Question

In Exercises 13-20, find an invertible matrix \(P\) and a matrix \(C\) of the form \(\left( {\begin{aligned}{}a&{}&{ - b}\\b&{}&a\end{aligned}} \right)\) such that the given matrix has the form \(A = PC{P^{ - 1}}\).
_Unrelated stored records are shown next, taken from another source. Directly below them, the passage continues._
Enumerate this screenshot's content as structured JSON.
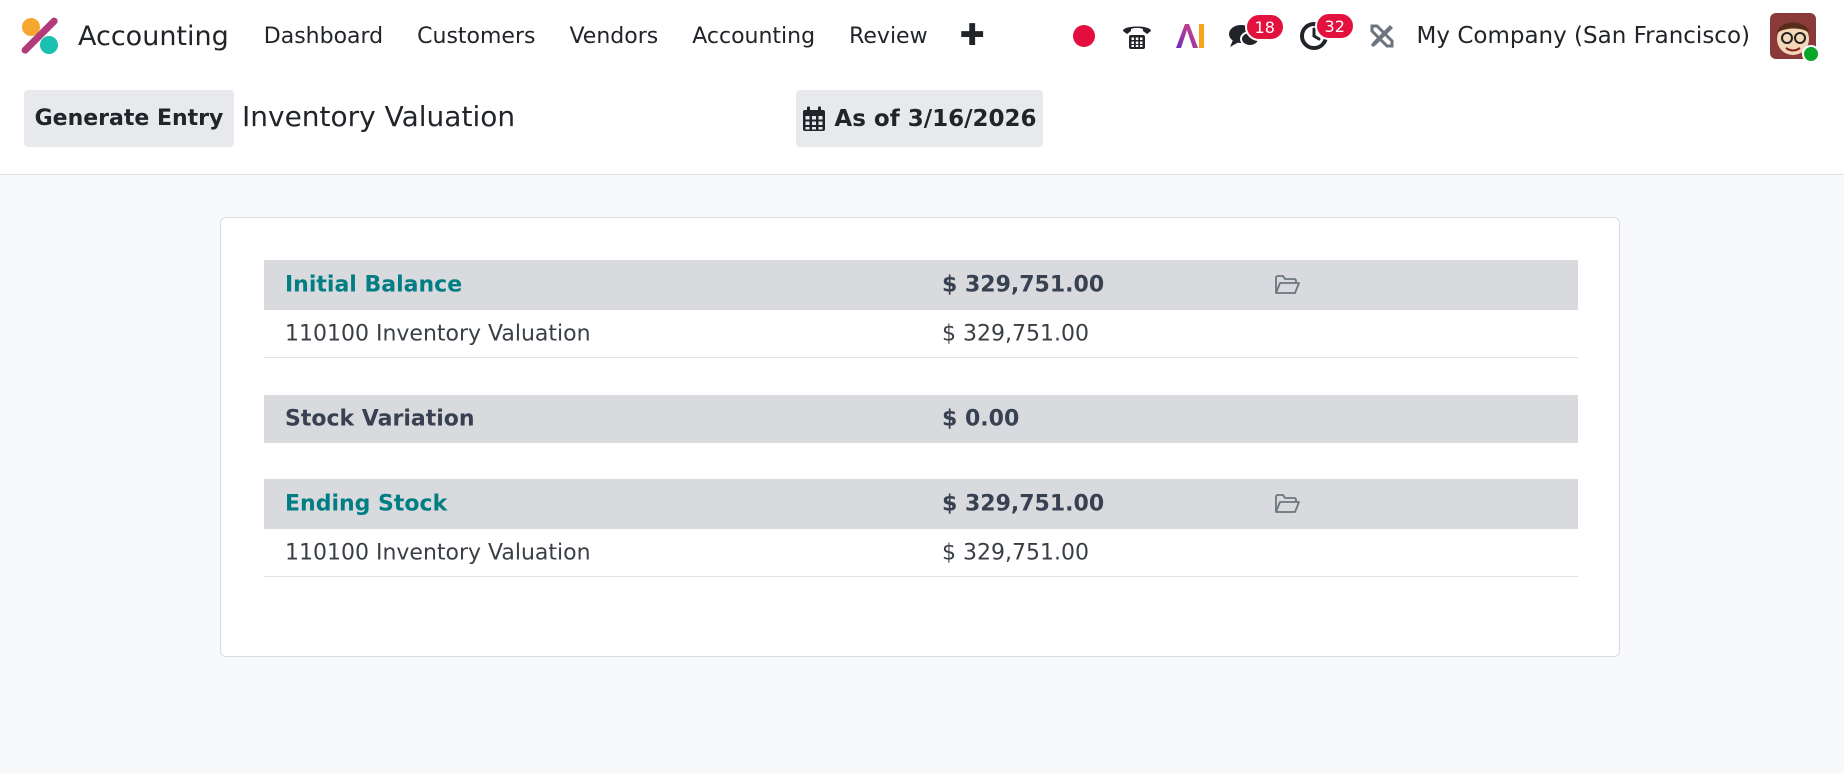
{
  "app": {
    "name": "Accounting",
    "logo_icon": "odoo-accounting-logo-icon"
  },
  "menu": {
    "items": [
      "Dashboard",
      "Customers",
      "Vendors",
      "Accounting",
      "Review"
    ],
    "plus_label": "✚"
  },
  "systray": {
    "messages_count": "18",
    "activities_count": "32",
    "company": "My Company (San Francisco)",
    "recording_color": "#e40d40",
    "badge_color": "#e3113e",
    "online_color": "#0aa52b"
  },
  "control_panel": {
    "generate_label": "Generate Entry",
    "title": "Inventory Valuation",
    "date_label": "As of 3/16/2026"
  },
  "report": {
    "accent_color": "#017e84",
    "sections": [
      {
        "label": "Initial Balance",
        "total": "$ 329,751.00",
        "style": "link",
        "has_folder": true,
        "lines": [
          {
            "label": "110100 Inventory Valuation",
            "value": "$ 329,751.00"
          }
        ]
      },
      {
        "label": "Stock Variation",
        "total": "$ 0.00",
        "style": "dark",
        "has_folder": false,
        "lines": []
      },
      {
        "label": "Ending Stock",
        "total": "$ 329,751.00",
        "style": "link",
        "has_folder": true,
        "lines": [
          {
            "label": "110100 Inventory Valuation",
            "value": "$ 329,751.00"
          }
        ]
      }
    ]
  }
}
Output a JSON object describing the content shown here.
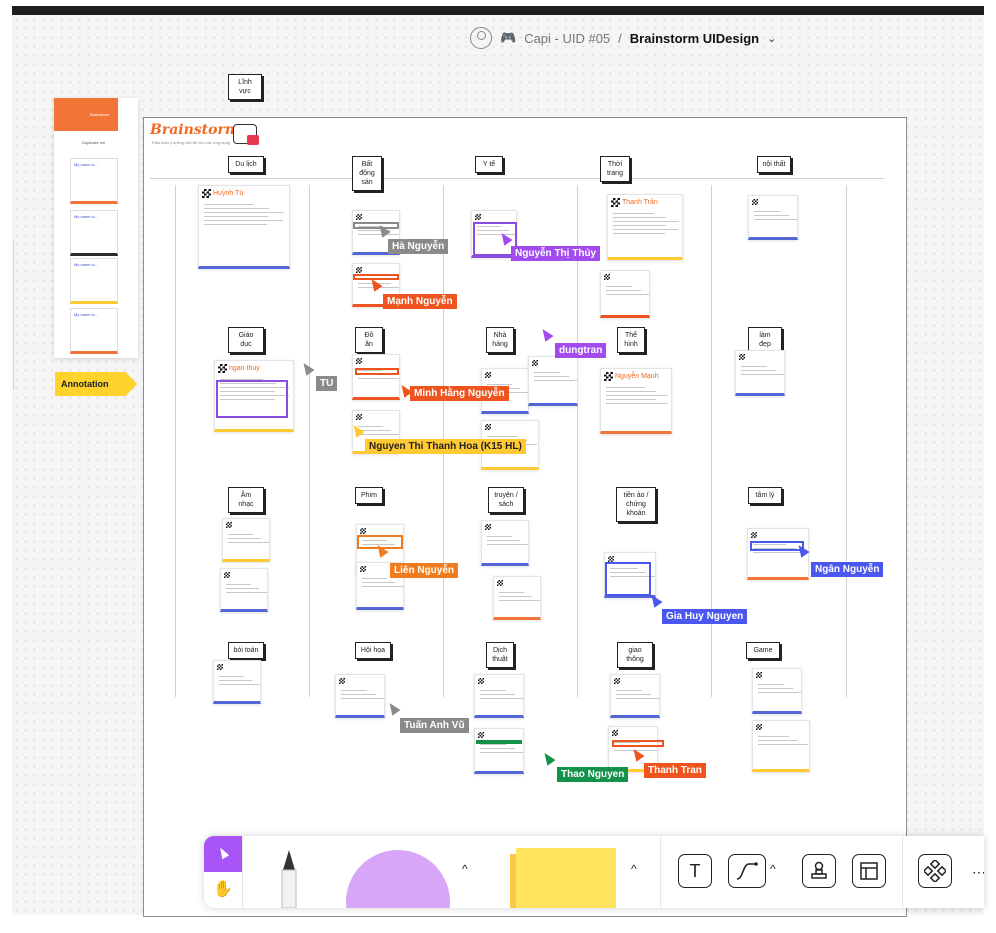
{
  "header": {
    "project": "Capi - UID #05",
    "separator": "/",
    "board": "Brainstorm UIDesign",
    "chevron": "⌄",
    "game_icon": "gamepad-icon"
  },
  "outside": {
    "linh_vuc": "Lĩnh vực",
    "annotation": "Annotation",
    "left_frame_title": "Brainstorm",
    "left_frame_label": "Duplicate me",
    "mini_label": "My name is..."
  },
  "board": {
    "brand": "Brainstorm",
    "subtitle": "Thảo luận ý tưởng chủ đề cho các ứng dụng",
    "topics": [
      "Du lịch",
      "Bất động sản",
      "Y tế",
      "Thời trang",
      "nội thất",
      "Giáo dục",
      "Đồ ăn",
      "Nhà hàng",
      "Thể hình",
      "làm đẹp",
      "Âm nhạc",
      "Phim",
      "truyện / sách",
      "tiền ảo / chứng khoán",
      "tâm lý",
      "bói toán",
      "Hội họa",
      "Dịch thuật",
      "giao thông",
      "Game"
    ],
    "note_big": "Huỳnh Tú",
    "note_ngan": "ngan thuy",
    "note_thanh": "Thanh Trần",
    "note_nguyen": "Nguyễn Mạnh"
  },
  "cursors": [
    {
      "name": "Hà Nguyễn",
      "color": "#8a8a8a"
    },
    {
      "name": "Mạnh Nguyễn",
      "color": "#f0541e"
    },
    {
      "name": "Nguyễn Thị Thủy",
      "color": "#a24cf0"
    },
    {
      "name": "dungtran",
      "color": "#a24cf0"
    },
    {
      "name": "TU",
      "color": "#8a8a8a"
    },
    {
      "name": "Minh Hằng Nguyễn",
      "color": "#f0541e"
    },
    {
      "name": "Nguyen Thi Thanh Hoa (K15 HL)",
      "color": "#ffc933"
    },
    {
      "name": "Liên Nguyễn",
      "color": "#f07c1e"
    },
    {
      "name": "Ngân Nguyễn",
      "color": "#4a58f0"
    },
    {
      "name": "Gia Huy Nguyen",
      "color": "#4a58f0"
    },
    {
      "name": "Tuấn Anh Vũ",
      "color": "#8a8a8a"
    },
    {
      "name": "Thao Nguyen",
      "color": "#14924a"
    },
    {
      "name": "Thanh Tran",
      "color": "#f0541e"
    }
  ],
  "toolbar": {
    "select_icon": "cursor-icon",
    "hand_icon": "hand-icon",
    "text_tool": "T",
    "caret": "^",
    "more": "⋯"
  }
}
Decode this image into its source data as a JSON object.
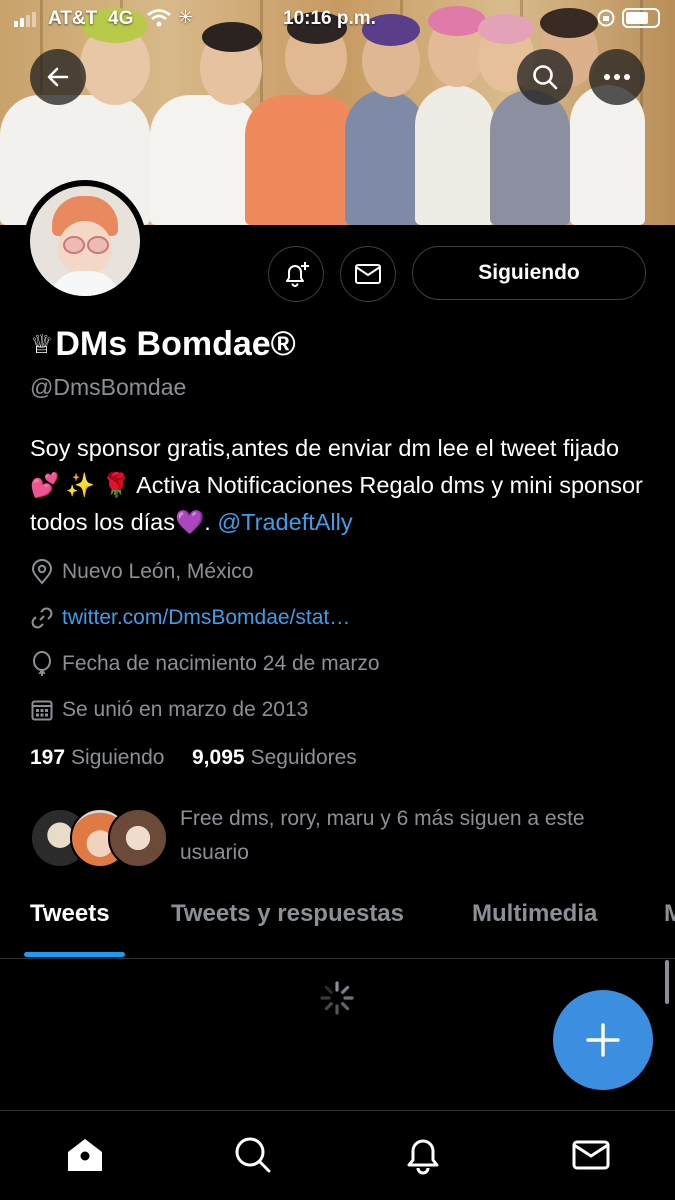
{
  "status_bar": {
    "carrier": "AT&T",
    "network": "4G",
    "time": "10:16 p.m."
  },
  "profile": {
    "display_name": "DMs Bomdae®",
    "crown": "♕",
    "handle": "@DmsBomdae",
    "bio_text": "Soy sponsor gratis,antes de enviar dm lee el tweet fijado 💕 ✨ 🌹 Activa Notificaciones Regalo dms y mini sponsor todos los días💜.",
    "bio_mention": "@TradeftAlly",
    "location": "Nuevo León, México",
    "website": "twitter.com/DmsBomdae/stat…",
    "birthday": "Fecha de nacimiento 24 de marzo",
    "joined": "Se unió en marzo de 2013",
    "following_count": "197",
    "following_label": "Siguiendo",
    "followers_count": "9,095",
    "followers_label": "Seguidores",
    "followed_by_text": "Free dms, rory, maru y 6 más siguen a este usuario"
  },
  "actions": {
    "follow_button": "Siguiendo"
  },
  "tabs": [
    {
      "label": "Tweets",
      "active": true
    },
    {
      "label": "Tweets y respuestas",
      "active": false
    },
    {
      "label": "Multimedia",
      "active": false
    },
    {
      "label": "M",
      "active": false
    }
  ],
  "colors": {
    "accent": "#1d9bf0",
    "link": "#3f9ee8",
    "background": "#000000",
    "muted": "#8b9096"
  },
  "bottom_nav": [
    "home-icon",
    "search-icon",
    "notifications-icon",
    "messages-icon"
  ]
}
For Exercises 13-16, use information from Exercises 1-4.

15.\(\left( {\begin{aligned}{}1&{}&5\\{ - 2}&{}&3\end{aligned}} \right)\)

Short answer

The invertible matrix \(P\) and matrix \(C\) are \(P = \left( {\begin{aligned}{}1&{}&3\\2&{}&0\end{aligned}} \right),C = \left( {\begin{aligned}{}2&{}&{ - 3}\\3&{}&2\end{aligned}} \right)\).

Step-by-step solution

Finding the matrix \(P\) and the matrix \(C\)  such that  \(A = PC{P^{ - 1}}\)

Let \(A\) be a \(2 \times 2\) with eigenvalues of the form \(a \pm bi\) , and let \(v\) be the eigenvector corresponding to the eigenvalue \(a - bi\), then the matrix \(P\) will be \(P = \left( {\begin{aligned}{}{{\mathop{\rm Re}\nolimits} v}&{{\mathop{\rm Im}\nolimits} v}\end{aligned}} \right)\).

The matrix \(C\) can be obtained by \(C = {P^{ - 1}}AP\).

Find the Invertible matrix

From Exercise 3, the eigenvalues of\(A\)are\(\lambda = 2 \pm 3i\), and \(v = \left( {\begin{aligned}{}{1 + 3i}\\2\end{aligned}} \right)\) be the eigenvector correspond to the eigenvalue \(\lambda = 2 - 3i\).

By theorem 9,

\(\begin{aligned}{}P &= \left( {\begin{aligned}{}{{\mathop{\rm Re}\nolimits} v}&{}&{{\mathop{\rm Im}\nolimits} v}\end{aligned}} \right)\\P &= \left( {\begin{aligned}{}1&{}&3\\2&{}&0\end{aligned}} \right)\end{aligned}\)

Substitute the value of\({P^{ - 1}}\), \(P\) and \(A\) into \(C = {P^{ - 1}}AP\) to obtain matrix \(C\).

\(\begin{aligned}{}C &= {P^{ - 1}}AP\\C &= \frac{1}{6}\left( {\begin{aligned}{}0&{}&{ - 3}\\{ - 2}&{}&1\end{aligned}} \right)\left( {\begin{aligned}{}1&{}&5\\{ - 2}&{}&3\end{aligned}} \right)\left( {\begin{aligned}{}1&{}&3\\2&{}&0\end{aligned}} \right)\\C &= \left( {\begin{aligned}{}2&{}&{ - 3}\\3&{}&2\end{aligned}} \right)\end{aligned}\)

Hence \(P = \left( {\begin{aligned}{}1&{}&3\\2&{}&0\end{aligned}} \right)\) and \(C = \left( {\begin{aligned}{}2&{}&{ - 3}\\3&{}&2\end{aligned}} \right)\).